Add a User - Send an Email

I was asked on Twitter the other day why I disliked IBM’s enterprise software. This, in addition to my previous TWS rant, is my answer to that question.

We wanted to do two simple tasks. Add a new user to the system, and have the system send emails automatically when there’s a problem. Seems easy enough, unless you are using the Tivoli Workload Scheduler. Then it’s an entirely different matter.

Add A User

Some new websites like Postulous create a new user for you when you send them an email. Others like Tumblr need only three the username and password to get them setup. To add a user to TWS, you would think that there would be a nice GUI with a menu option that says “Add User”, but none exist. Instead, you have to log into the command line on the server, run the command “dumpsec”, and redirect it’s output to a file. Then, you have to vi that file, and edit the XML to add the username to the correct group. Save that file, and run “makesec filename” to load the new user into the system.

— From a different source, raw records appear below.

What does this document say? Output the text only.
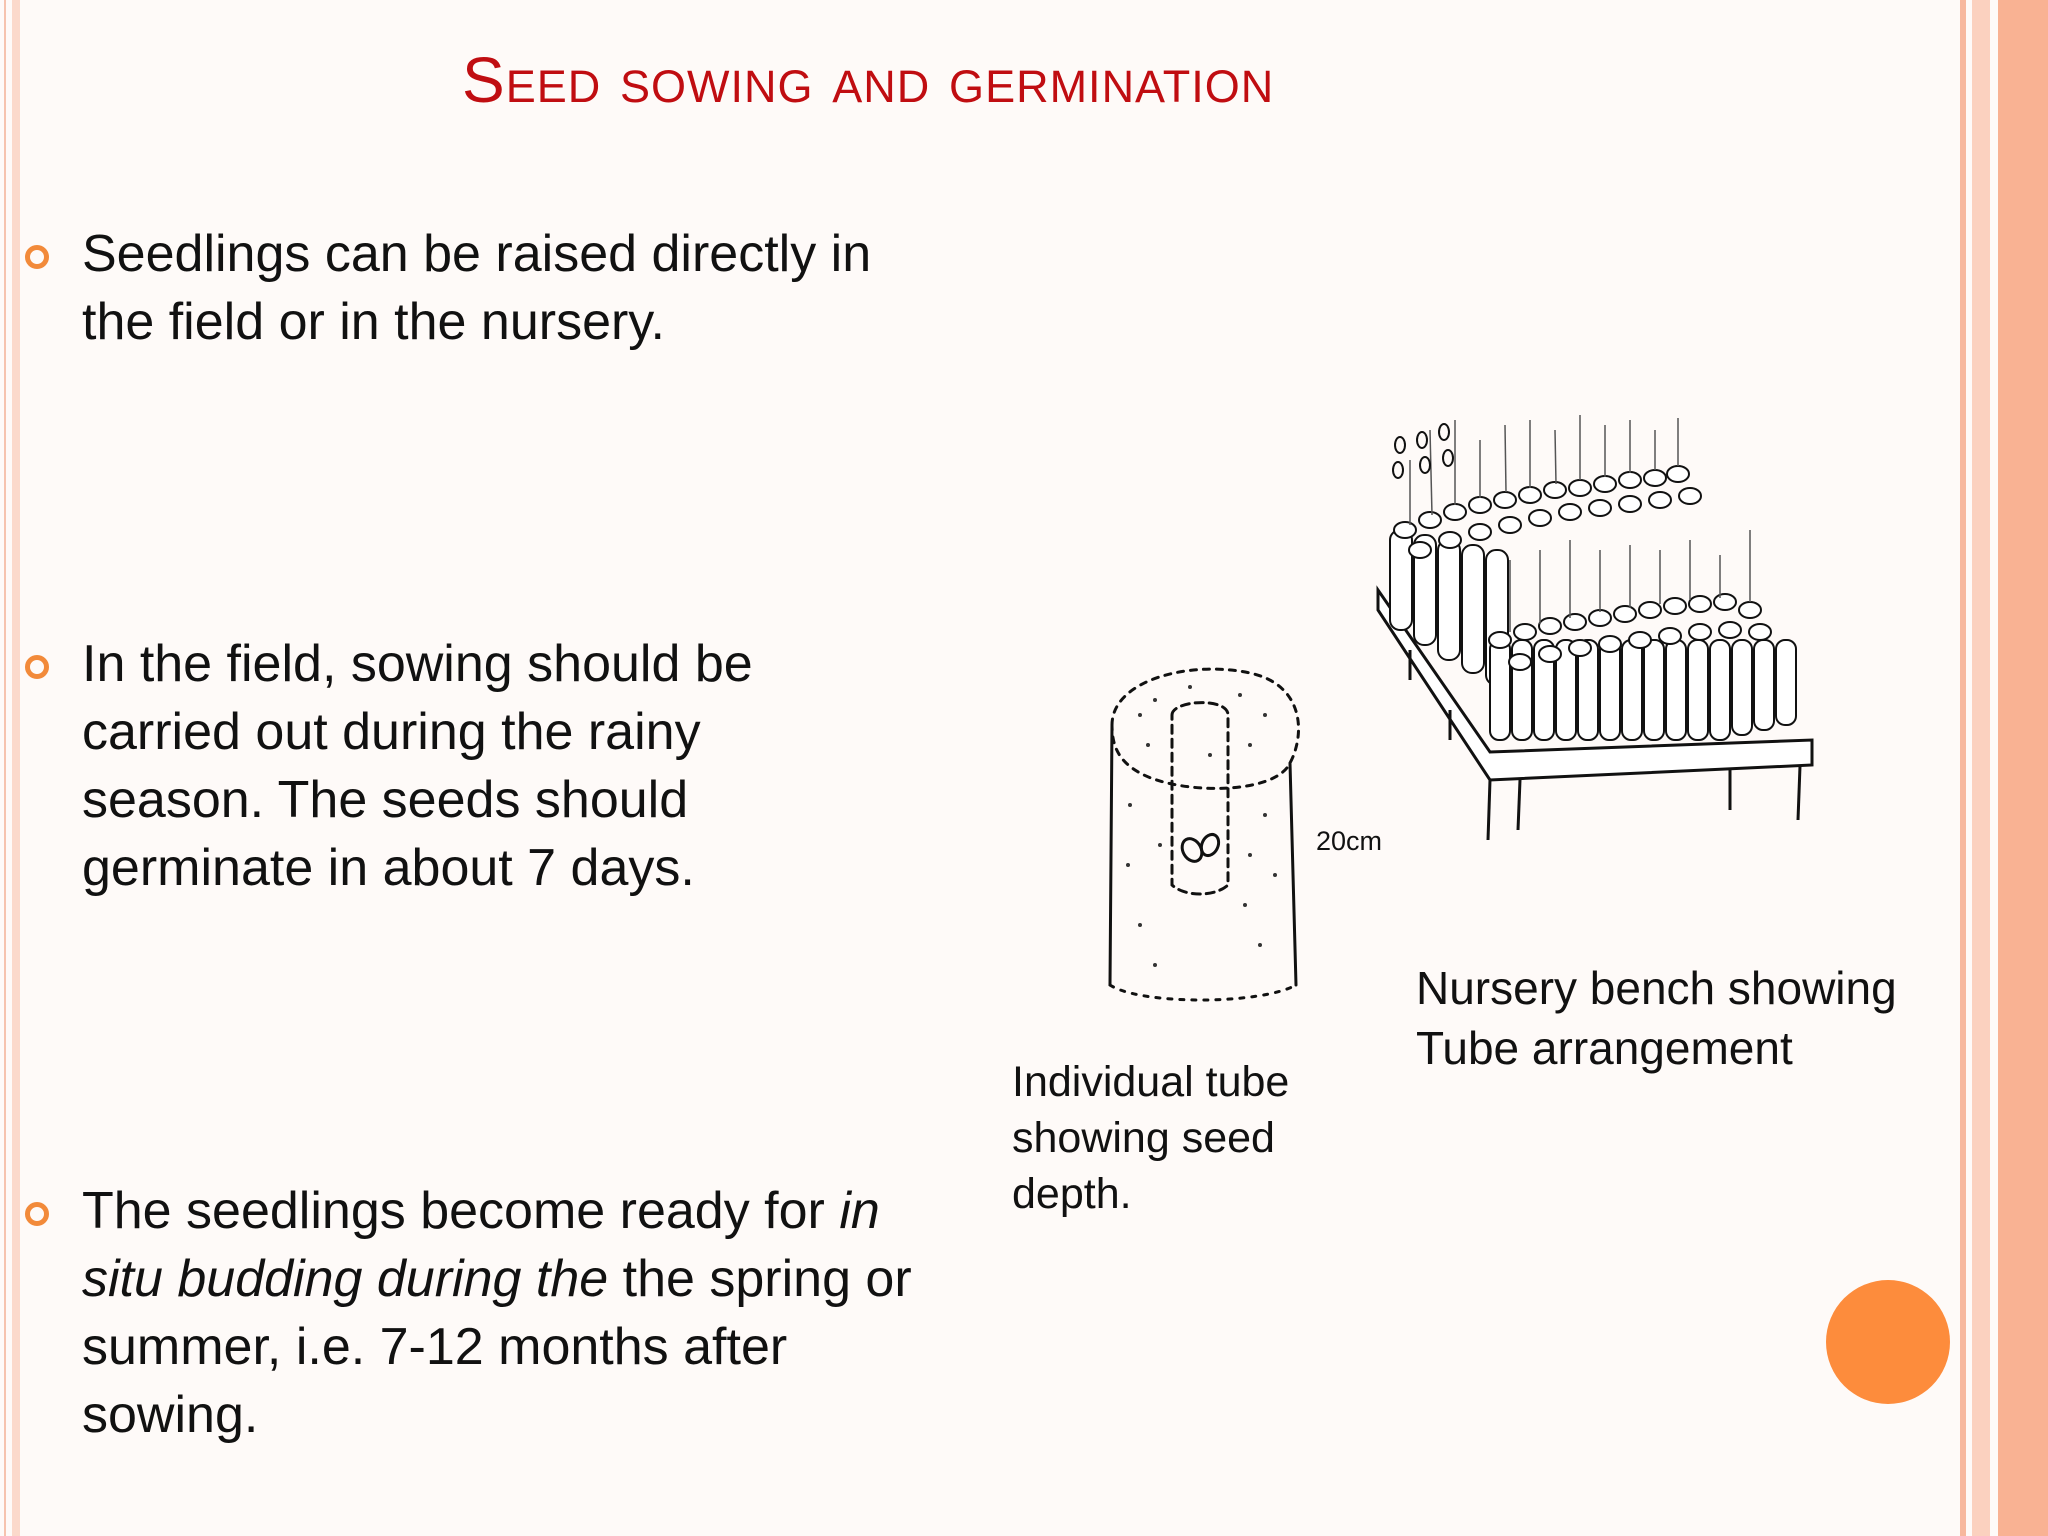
Seed sowing and germination
Seedlings can be raised directly in the field or in the nursery.
In the field, sowing should be carried out during the rainy season. The seeds should germinate in about 7 days.
The seedlings become ready for in situ budding during the the spring or summer, i.e. 7-12 months after sowing.
20cm
Individual tube showing seed depth.
Nursery bench showing Tube arrangement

Then, restart the TWS application server. IBM is not sure if this is a required step or not, or a least the help I had on the phone wasn’t sure.

Then, you need to go into the web interface for TWS, and add the user into WebSphere as well.

It’s like the creators of TWS got together for a brainstorming session one day and asked “What is the most difficult, unintuitive way we can add a user to the system?” Congratulations, folks… I think you nailed it.

Send An Email

The heart of TWS is scheduling jobs, and then acting on the results of those jobs. One task we wanted from it was to let us know if it couldn’t run a job by sending us an email. For two years we worked with consultants and IBM to get this to work. We wound up having to get some of the original developers on the phone from Rome, and with their help we finally found the problem.

TWS stores some of it’s settings in a DB2 database. That right there is enough for me to toss the entire application in the trash. In Unix, configuration settings are stored in a plain text file, one file per application if possible. And if that wasn’t bad enough, we found that one of the binaries was modifying the configuration settings in the DB2 database when it was launched, changing the port that a certain daemon was supposed to be listening on. This daemon was responsible for listening for incoming configurations from the main server, including the configuration telling it to send the email. It’s hard for me to express how wrong this is, but I’ll try.

Any daemon should read its configuration from a file under the /etc directory. That’s how it works in Unix, and for the past thirty years its worked out pretty great. No daemon should have access to modify the configuration of any other daemon. Also, if listening on a certain port is central to the communications and functioning of the application, don’t make that configurable, just hard code the daemon to listen on that port. I suppose it would also be acceptable to allow configuration that would override the default, but only if the daemon reads its configuration from a plain text file and only if in the absence of the overriding configuration the default port is chosen to listen on.

Again, $30,000 and the application is held together with duct tape and silly putty.